Recently I was at my favourite Sunshine Coast health food store Grub Organics when I saw a monk fruit product that said it was 100% dehydrated monk fruit juice. I purchased it as I was intrigued at what it would taste like. I opened the package, saw a fine white powder, plunged my finger into the pack and tasted a sickly artificial sweetener. So I did what any curious foodie would do, I called the company that had packed the product.
I asked the following questions:
What country is it from?
What is the patent of this product?
Is anything else added in the drying process like maltodexrose (which is often used in the drying of liquids like juices and broths)?
This particular food packing company is sizeable and I see them in many health food stores and grocery stores. I asked the question to customer care who then put me onto product procurement. I asked the questions again to the man in this department but he knew nothing. He even questioned if foods were patented.
Because the monk fruit I purchased was white and had an artificial taste about it, I decided the best thing to do with it was throw it out.
I also decided to look up the patent for 100% dehydrated monk fruit juice and found the following. The fruit is washed in a chlorine water solution, seeded, peeled and pulped, then the following happens in order: acidification, homgenisation, removal of flavour precursors, removal of volatiles and concentration, stabilisation. And then before the freeze-drying process they will add polydextrose or maltodextrose or sodium hydroxide.

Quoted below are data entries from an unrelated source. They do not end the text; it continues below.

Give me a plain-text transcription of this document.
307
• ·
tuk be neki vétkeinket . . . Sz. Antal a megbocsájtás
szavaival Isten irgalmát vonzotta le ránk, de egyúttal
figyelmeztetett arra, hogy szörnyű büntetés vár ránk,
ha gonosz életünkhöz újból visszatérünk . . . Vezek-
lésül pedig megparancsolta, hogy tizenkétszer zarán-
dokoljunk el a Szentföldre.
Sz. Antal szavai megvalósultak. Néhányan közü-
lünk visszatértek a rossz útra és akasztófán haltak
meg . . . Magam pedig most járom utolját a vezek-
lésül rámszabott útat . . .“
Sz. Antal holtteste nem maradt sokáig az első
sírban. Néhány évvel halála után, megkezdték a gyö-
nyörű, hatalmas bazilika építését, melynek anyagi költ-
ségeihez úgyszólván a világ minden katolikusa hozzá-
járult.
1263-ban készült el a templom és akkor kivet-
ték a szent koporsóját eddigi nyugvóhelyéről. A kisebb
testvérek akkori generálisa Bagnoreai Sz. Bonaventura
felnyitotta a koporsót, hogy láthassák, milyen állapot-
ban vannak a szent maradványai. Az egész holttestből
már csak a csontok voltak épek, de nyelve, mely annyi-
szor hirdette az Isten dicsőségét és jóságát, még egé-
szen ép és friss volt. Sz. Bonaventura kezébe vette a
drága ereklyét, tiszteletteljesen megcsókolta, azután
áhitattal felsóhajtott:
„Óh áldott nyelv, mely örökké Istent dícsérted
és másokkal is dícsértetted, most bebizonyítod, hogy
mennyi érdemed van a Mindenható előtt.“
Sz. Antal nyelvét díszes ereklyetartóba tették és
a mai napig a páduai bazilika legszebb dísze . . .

No wonder the 100% dehydrated monk fruit juice I tasted was so artificial in flavour.
At Changing Habits, and no doubt other critically-thinking food companies, it sometimes takes us up to two years to find the right ingredients for our products. We question everything and if it doesn’t reach our standards then we keep looking. We have been doing this for the past decade, so we are getting really good at it. The process is getting easier as we know who we can trust in a world where food and additives are a big secret (with millions of patents that the user usually knows nothing about).
At Changing Habits we are influencing how our food is produced, classified and marketed and we are the ethical and trusted authority in the whole food market. As we learn, we teach and I can tell you that every day I learn something new.